Sometimes, when I do something for or with my horse, I get little flashbacks to my youth.
When I was a child I adored horses: I read horse books, I invented horse stories, I played horse games with my horse mad friend, I painted horses, I plastered the walls of my room with horses etc. But in real life I had very little contact to flesh and blood horses.
I tried, but mostly I got some bad experiences out of it. When my uncle bought a couple of horses for his daughters I tried to get involved. But I fell of, or did not get along, and just generally had no idea how to treat a horse.
The only time when I was not afraid of (real) horses was when I was about 3 or 4 years old. A close friend of my fathers had imported some ponies from Island, and I adored them. There exists a picture of me sitting on one of the ponies, my feet not even reaching beyond the saddle. I look completely and utterly happy on that horse. I am pretty sure that the whole horse madness started there: in the saddle of a Islandic pony, not even a very safe one, where I felt this perfect rightnes, the one I have been looking for ever since.
I have a very dim memory of riding in front of my fathers friend and falling of. I rolled down a bank, laughing all the time, while he was looking for me and quite worried (he later lost a daughter in a riding accident). A short time later, maybe when I was 5 or 6, I changed and became the fearful person I am today.
But that couldn’t stop me from trying to get into contact with horses. There were the arabs that an architect kept in a field behind the appartment building we were living in, or the ponies to be ridden at the local fair. When I was 16 it took all my courage to ask a lady in our village to give me riding lessons. She was a horrible teacher, the horse was a much better one. Sadly I did not really profit from it, as I was petrified with fear most of the time. I often cried in the lessons.
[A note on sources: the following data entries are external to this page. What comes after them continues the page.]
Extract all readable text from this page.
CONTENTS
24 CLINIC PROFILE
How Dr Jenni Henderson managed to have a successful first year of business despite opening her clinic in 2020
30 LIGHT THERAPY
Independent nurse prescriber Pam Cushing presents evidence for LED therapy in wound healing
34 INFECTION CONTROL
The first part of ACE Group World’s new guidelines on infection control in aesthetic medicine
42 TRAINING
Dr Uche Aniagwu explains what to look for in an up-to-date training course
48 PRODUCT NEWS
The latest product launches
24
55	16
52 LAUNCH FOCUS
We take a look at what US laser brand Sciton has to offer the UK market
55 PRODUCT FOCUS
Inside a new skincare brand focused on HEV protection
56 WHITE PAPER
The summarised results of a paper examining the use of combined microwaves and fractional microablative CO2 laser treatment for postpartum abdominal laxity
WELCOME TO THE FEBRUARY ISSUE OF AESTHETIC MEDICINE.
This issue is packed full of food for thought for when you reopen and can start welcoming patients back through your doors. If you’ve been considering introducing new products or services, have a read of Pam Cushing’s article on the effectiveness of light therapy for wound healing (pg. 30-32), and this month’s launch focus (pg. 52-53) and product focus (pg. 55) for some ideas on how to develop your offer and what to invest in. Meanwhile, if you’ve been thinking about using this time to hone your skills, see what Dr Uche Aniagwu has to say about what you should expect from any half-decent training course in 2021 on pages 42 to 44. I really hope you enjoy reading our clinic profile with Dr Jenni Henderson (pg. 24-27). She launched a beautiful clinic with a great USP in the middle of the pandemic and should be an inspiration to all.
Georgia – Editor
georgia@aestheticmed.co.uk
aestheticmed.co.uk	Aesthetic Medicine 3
A lot of my time was spent cleaning horses. The horse I rode did not have a very nice personality: as soon as the teachers head was turned, it would use my fear against me and no longer let me near. I went there for years, and am very sorry for it, as I am still trying to unlearn the stupid things I was taught there, by the teacher and by my fear.
A turning point was when I went for a riding holiday in France. We went for a two or three hour ride every day, in beautiful landscape. It took a lot of courage for me to ride, and I was always glad when it was over. But the rest of the days were pure bliss. I am usually a late sleeper, but in that week I was always the first person up, visiting the horses, smelling the horses, listening to the horses, just being around the horses. I was happy there. And I came back again and again. Those holidays were a kind of therapy for me.
But what I wanted to get at in the beginning are those flashbacks when I realise that today I am a person who owns a horse (even two, if you count the absent pony in). I am one of those lucky people I was so much in awe of, those I desperately wanted to be but didn’t dare believe that I would ever turn into. When I was a young women I even decided I did not WANT to own a horse, this being so stressful and expensive and so on (and right I was).
When I get those flashbacks I can’t believe how incredibly lucky I am: I have dreamed all my life of horses, of arabs – and today there is my very own dream horse just on the other side of the street where I live. I am allowed to care for him, to ride him, to pet him. He knows me and greets me when I come. He is absolutly stunning to look at, with the most beautiful, shiny, dark, soulful eyes you could imagine, a magical star on his brow and a funny little spot on his chin.
And do you know what? He is not the only one of my impossible dreams that came true: I agonised over the first and only boy I ever really loved for years and years, while he had no idea about this and changed girlfriends several times. And who is married to him now, eh? I am!
And when I was a teenager and dreamed of getting pregnant and running away to foreign lands to rise my love child all by myself, I saw very vivid pictures of the child, a boy with a special name. And it is exactly the same boy with the same name that I put to bed tonight.
I am indeed a very very lucky person. Someone who has not only dreamed, but also seen those dreams fullfilled, in the nicest possible way.